In ‘Part 2: Apokatastasis: Four Meditations’, Hart works through these four meditations: (1) Who is God?; (2) What is Judgment?; (3) What is a Person?; (4) What is Freedom?. Those who come to this book prepared to reject his arguments will do so. Those who come to this book prepared to consider his arguments, or like myself come ready to fully embrace them, will encounter a presentation of God that aligns with the Christian tradition while also being incredibly beautiful and hope-inspiring.
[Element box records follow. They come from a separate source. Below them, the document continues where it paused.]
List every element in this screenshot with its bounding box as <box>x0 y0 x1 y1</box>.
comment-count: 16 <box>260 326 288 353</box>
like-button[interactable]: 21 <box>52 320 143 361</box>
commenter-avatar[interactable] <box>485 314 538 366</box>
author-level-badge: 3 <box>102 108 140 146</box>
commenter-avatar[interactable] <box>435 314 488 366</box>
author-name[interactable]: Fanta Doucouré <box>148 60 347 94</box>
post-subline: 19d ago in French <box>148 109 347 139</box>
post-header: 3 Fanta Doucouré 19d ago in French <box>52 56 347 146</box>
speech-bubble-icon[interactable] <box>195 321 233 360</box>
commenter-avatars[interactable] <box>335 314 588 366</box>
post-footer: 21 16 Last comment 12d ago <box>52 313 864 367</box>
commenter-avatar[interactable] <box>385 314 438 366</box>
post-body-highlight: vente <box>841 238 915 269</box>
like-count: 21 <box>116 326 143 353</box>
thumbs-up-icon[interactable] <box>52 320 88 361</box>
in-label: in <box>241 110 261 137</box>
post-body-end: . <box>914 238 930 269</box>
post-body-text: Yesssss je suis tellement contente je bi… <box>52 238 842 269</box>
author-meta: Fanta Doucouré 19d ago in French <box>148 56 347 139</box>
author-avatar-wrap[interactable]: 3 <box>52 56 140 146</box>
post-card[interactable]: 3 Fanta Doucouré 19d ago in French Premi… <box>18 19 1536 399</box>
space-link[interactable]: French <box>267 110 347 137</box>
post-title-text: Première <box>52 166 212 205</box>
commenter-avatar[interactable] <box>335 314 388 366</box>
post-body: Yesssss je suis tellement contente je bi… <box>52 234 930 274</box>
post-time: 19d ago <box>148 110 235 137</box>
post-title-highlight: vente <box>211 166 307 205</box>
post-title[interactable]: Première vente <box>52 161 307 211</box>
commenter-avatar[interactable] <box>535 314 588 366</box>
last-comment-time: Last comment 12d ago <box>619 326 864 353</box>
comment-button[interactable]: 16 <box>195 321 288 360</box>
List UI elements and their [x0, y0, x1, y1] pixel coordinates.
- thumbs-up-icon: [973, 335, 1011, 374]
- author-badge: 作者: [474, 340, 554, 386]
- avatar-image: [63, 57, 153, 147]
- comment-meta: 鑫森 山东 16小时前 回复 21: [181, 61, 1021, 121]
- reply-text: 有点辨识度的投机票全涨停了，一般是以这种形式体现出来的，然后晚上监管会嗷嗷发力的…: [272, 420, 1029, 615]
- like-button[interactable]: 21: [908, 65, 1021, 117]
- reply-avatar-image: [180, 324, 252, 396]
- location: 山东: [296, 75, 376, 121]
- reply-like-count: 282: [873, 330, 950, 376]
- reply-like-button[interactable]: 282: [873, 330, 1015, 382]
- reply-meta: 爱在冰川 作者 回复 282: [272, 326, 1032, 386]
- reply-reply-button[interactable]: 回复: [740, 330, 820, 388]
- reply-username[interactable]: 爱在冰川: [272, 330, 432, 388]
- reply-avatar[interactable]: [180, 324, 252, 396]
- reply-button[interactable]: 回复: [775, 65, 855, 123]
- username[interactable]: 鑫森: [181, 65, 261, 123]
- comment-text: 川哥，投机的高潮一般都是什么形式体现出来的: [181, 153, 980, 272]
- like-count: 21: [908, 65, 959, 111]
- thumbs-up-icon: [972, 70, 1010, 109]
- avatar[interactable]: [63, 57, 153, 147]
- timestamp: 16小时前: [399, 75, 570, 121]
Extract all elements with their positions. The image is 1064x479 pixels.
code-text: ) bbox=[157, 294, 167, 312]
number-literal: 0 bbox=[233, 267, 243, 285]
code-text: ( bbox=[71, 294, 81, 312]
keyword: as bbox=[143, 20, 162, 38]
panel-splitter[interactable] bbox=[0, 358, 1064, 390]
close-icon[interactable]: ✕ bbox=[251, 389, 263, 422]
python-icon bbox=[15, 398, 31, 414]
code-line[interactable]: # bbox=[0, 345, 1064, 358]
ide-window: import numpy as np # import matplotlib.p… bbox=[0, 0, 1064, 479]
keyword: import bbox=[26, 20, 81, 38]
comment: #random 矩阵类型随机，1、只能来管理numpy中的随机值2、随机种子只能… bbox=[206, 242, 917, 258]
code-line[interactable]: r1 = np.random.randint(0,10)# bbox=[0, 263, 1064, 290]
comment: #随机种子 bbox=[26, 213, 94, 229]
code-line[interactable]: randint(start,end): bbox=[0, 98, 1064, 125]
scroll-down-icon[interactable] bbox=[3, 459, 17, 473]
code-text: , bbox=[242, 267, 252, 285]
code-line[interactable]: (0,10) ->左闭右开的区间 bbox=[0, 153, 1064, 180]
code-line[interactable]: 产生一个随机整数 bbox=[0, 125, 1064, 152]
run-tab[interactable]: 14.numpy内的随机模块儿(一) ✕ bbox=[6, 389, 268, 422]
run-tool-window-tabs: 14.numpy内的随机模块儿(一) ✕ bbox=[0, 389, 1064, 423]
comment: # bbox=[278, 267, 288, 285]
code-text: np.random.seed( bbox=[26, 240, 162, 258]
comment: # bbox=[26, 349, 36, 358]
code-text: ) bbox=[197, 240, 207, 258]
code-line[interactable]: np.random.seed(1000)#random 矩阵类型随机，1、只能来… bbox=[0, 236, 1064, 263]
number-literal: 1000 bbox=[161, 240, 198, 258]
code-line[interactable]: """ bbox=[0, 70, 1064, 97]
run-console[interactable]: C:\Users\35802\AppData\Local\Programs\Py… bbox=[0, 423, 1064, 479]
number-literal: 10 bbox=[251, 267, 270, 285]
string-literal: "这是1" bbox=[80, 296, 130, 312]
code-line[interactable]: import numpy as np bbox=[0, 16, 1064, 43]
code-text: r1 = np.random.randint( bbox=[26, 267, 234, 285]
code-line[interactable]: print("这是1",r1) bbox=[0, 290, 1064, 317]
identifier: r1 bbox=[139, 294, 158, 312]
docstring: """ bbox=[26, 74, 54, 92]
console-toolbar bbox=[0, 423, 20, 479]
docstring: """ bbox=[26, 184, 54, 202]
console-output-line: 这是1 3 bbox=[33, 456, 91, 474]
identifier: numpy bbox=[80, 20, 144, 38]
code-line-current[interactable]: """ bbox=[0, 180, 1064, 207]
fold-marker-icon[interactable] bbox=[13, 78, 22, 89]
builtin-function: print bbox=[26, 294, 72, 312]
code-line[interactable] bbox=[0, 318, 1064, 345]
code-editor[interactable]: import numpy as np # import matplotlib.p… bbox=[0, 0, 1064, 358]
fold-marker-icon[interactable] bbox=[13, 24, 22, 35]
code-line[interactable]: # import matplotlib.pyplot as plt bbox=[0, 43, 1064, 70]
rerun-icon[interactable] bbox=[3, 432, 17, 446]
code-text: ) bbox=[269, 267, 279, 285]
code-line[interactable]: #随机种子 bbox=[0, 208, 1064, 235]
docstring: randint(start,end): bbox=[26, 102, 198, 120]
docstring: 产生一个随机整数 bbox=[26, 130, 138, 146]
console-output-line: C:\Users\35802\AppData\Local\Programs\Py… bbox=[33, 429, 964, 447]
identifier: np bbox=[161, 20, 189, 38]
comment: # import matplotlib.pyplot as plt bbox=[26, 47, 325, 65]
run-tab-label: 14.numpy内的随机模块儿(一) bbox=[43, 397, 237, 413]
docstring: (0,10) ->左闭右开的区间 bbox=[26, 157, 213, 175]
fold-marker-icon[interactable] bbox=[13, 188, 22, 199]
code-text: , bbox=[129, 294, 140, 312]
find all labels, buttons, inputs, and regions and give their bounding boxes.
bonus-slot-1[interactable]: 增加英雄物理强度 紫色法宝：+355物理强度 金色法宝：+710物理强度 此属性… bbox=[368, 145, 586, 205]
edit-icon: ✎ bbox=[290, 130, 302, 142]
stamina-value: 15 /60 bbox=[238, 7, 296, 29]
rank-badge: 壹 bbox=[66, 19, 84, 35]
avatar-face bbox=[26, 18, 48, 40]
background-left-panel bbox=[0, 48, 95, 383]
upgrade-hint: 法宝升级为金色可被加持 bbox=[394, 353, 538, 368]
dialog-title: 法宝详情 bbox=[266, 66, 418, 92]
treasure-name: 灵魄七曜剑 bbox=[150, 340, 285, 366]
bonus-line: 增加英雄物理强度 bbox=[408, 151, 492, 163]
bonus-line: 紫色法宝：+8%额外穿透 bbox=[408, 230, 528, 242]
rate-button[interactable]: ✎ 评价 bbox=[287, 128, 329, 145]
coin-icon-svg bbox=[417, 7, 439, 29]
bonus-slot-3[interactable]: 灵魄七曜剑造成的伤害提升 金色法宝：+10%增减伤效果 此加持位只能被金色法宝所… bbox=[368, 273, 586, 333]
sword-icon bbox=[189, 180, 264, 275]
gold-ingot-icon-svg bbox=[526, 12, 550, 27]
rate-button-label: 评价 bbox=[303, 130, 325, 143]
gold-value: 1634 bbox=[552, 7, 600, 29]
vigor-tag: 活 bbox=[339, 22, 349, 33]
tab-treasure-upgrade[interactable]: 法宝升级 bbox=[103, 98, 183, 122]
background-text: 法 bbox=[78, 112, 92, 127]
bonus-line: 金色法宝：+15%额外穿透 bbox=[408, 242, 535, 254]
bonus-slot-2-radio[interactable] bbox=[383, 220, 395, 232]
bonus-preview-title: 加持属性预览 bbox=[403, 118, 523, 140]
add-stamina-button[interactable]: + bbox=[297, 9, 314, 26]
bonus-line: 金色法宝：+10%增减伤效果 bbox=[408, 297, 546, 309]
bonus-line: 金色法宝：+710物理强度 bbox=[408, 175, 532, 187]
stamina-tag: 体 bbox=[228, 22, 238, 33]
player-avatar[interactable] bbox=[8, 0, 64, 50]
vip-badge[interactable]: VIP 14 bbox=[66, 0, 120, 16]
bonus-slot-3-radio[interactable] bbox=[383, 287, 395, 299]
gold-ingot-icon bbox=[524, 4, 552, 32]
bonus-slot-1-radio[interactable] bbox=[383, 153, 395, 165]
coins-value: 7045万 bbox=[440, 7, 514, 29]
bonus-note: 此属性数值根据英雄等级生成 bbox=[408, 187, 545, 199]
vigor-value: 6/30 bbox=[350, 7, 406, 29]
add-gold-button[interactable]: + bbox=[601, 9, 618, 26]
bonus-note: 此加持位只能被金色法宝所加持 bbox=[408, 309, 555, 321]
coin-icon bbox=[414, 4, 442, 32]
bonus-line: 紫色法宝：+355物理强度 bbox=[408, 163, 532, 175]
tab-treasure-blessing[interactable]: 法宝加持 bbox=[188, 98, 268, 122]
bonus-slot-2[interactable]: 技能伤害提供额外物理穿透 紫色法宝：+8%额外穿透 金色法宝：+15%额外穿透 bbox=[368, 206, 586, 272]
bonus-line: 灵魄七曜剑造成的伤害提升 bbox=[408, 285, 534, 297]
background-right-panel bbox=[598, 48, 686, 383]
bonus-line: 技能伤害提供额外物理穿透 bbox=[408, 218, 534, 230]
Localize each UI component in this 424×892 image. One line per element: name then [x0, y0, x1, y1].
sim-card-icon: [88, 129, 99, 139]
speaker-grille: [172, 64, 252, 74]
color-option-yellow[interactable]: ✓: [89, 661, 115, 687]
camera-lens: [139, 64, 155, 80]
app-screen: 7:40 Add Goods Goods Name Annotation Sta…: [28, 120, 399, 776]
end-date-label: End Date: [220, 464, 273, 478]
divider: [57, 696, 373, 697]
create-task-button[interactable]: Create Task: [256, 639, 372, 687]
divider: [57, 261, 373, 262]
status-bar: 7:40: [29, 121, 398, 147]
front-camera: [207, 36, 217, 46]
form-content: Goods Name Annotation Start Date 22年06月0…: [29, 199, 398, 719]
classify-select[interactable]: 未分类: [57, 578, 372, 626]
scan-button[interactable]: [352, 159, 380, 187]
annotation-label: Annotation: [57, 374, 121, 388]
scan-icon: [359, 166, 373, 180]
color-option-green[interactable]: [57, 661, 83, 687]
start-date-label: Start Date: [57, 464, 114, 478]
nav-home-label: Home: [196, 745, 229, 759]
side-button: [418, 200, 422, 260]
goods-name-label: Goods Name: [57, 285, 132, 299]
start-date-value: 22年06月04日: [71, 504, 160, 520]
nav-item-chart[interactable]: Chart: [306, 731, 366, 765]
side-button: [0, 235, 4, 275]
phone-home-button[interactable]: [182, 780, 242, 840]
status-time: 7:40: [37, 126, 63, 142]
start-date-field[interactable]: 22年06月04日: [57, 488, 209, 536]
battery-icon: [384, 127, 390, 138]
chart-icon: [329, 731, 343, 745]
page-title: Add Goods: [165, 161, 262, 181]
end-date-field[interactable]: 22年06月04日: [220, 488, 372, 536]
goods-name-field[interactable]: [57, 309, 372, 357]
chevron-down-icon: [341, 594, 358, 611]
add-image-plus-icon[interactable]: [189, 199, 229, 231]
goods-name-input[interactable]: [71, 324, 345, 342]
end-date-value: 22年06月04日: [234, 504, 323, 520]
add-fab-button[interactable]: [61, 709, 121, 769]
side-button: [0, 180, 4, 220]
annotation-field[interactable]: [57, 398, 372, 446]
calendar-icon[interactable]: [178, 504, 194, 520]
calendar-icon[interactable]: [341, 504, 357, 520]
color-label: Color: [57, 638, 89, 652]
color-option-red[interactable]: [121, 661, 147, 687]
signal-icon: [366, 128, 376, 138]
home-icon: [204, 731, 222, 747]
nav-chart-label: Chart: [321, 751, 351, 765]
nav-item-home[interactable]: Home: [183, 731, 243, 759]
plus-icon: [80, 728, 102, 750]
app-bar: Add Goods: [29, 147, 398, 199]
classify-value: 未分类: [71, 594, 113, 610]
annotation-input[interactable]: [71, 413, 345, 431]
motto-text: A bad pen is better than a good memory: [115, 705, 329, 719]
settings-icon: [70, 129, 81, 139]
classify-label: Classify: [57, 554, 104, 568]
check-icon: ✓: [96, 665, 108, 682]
Some of the more important observations that Hart makes have to do with his meditation on personhood. Hart’s ideas echoed concepts on personhood in Buddhism that teach that we are all interconnected. As someone who teaches comparative religion, this resonated with me. In short, Hart argues that if even one person were to rot in hell forever, no one could be fully saved because there’s no me without you. His example would be a parent whose child was damned forever. If God wiped away that parent’s memory of the child, then the parent would enter eternity having lost something of their personhood. If God allowed them into the heavenly state as indifferent toward the suffering of their child, then we might ask how they are redeemed in any meaningful way. If like some theologians have suggested the parent rejoices in God’s justice and in their own salvation, well, this is just disturbing. Ultimately, our salvation is tied into the salvation of others. While there’s much more to say about this book, my advice is read it, especially if you’re a Christian who wants to embrace your religious tradition but fears that you can’t because of the doctrine of hell as it has been presented to you.